Köngen: Lkw-Gespann auf Abwegen

Einen gehörigen Schrecken haben am Montagnachmittag ein Lkw-Lenker und eine Streife der Esslinger Verkehrspolizei bekommen. Die Beamten befanden sich um 14.45 Uhr mit ihrem Streifenwagen in der Auffahrt der Anschlussstelle Köngen-Nord zur B 313 in Richtung Plochingen. Im Rückspiegel sahen sie, wie ein Lkw-Gespann von der Gottlieb-Daimler-Straße herkommend auf die Zufahrt zur B 313 abbog. Bei diesem Abbiegemanöver riss die Bremsleitung zwischen dem Lkw und dem Anhänger und betätigte dadurch automatisch die Bremsanlage des Anhängers. Der 62-jährige Fahrer des Gespanns stieg daraufhin aus und löste manuell die Bremse des Anhängers. Fatalerweise hatte er aber offensichtlich vergessen, die Feststellbremse seines Lasters zu betätigen, sodass das Gespann auf der abschüssigen Straße führerlos in Richtung des Streifenwagens losrollte. Als er sein Missgeschick bemerkte, rannte der Fahrer los, stieg ins Führerhaus und konnte nach etwa 20 Metern sein Gefährt stoppen. Glücklicherweise war es außer einem kleinen Streifkontakt zwischen der Tür des Führerhauses und der Leitplanke zu keinem Schaden gekommen. Das neuwertige Gespann wurde im Anschluss von den Polizisten bis in ein nahegelegenes Industriegebiet ins Schlepptau genommen, wo der Fahrer die Bremsschläuche reparieren konnte.

Leinfelden-Echterdingen: Baukran senkte sich

Mehrere Gebäude mussten am Montag wegen eines sich senkenden Baukrans evakuiert werden. Weiterhin wurde der Bahnverkehr zwischen Leinfelden und Echterdingen bis in die Nacht hinein eingestellt. Im Laufe des Montags geriet ein Baukran im Bereich Kohlhammer-/Max-Lang-Straße in leichte Schräglage. Daraufhin mussten zwei anliegende Bürokomplexe evakuiert werden.
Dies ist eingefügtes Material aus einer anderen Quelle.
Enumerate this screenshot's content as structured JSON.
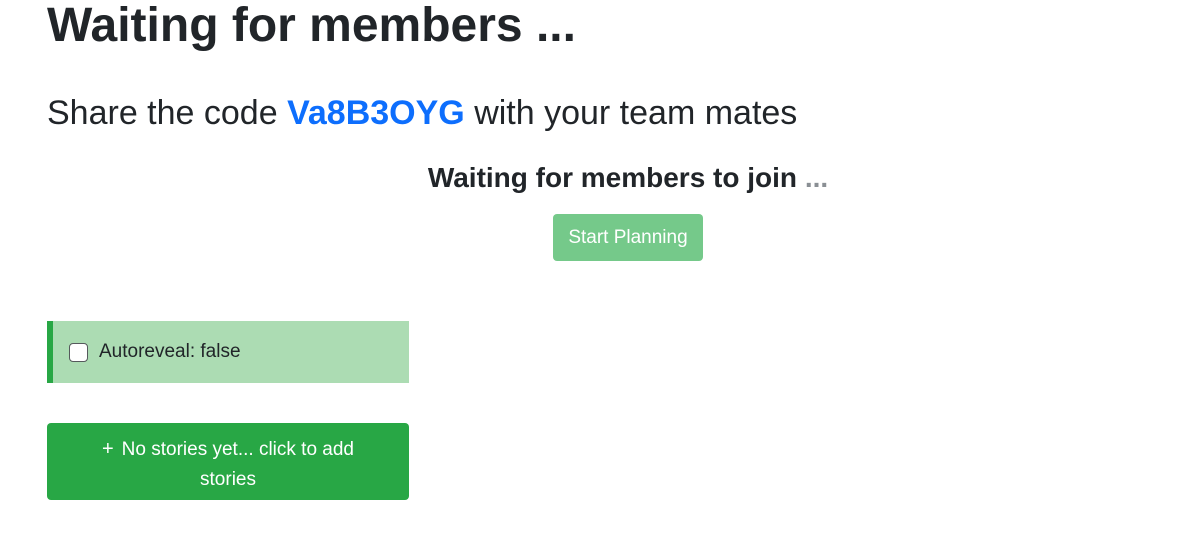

Weiterhin wurde ein Supermarkt in der Straße Neuer Markt geräumt. Da sich in der Nähe die Schienen der S-Bahn zum Flughafen befinden, musste die Strecke ebenfalls gesperrt werden. Mit einem Autokran wurde der Baukran abgesichert, sodass am frühen Dienstagmorgen der Bahnverkehr wieder aufgenommen werden konnte. Im Laufe des Dienstags wird der Baukran abmontiert.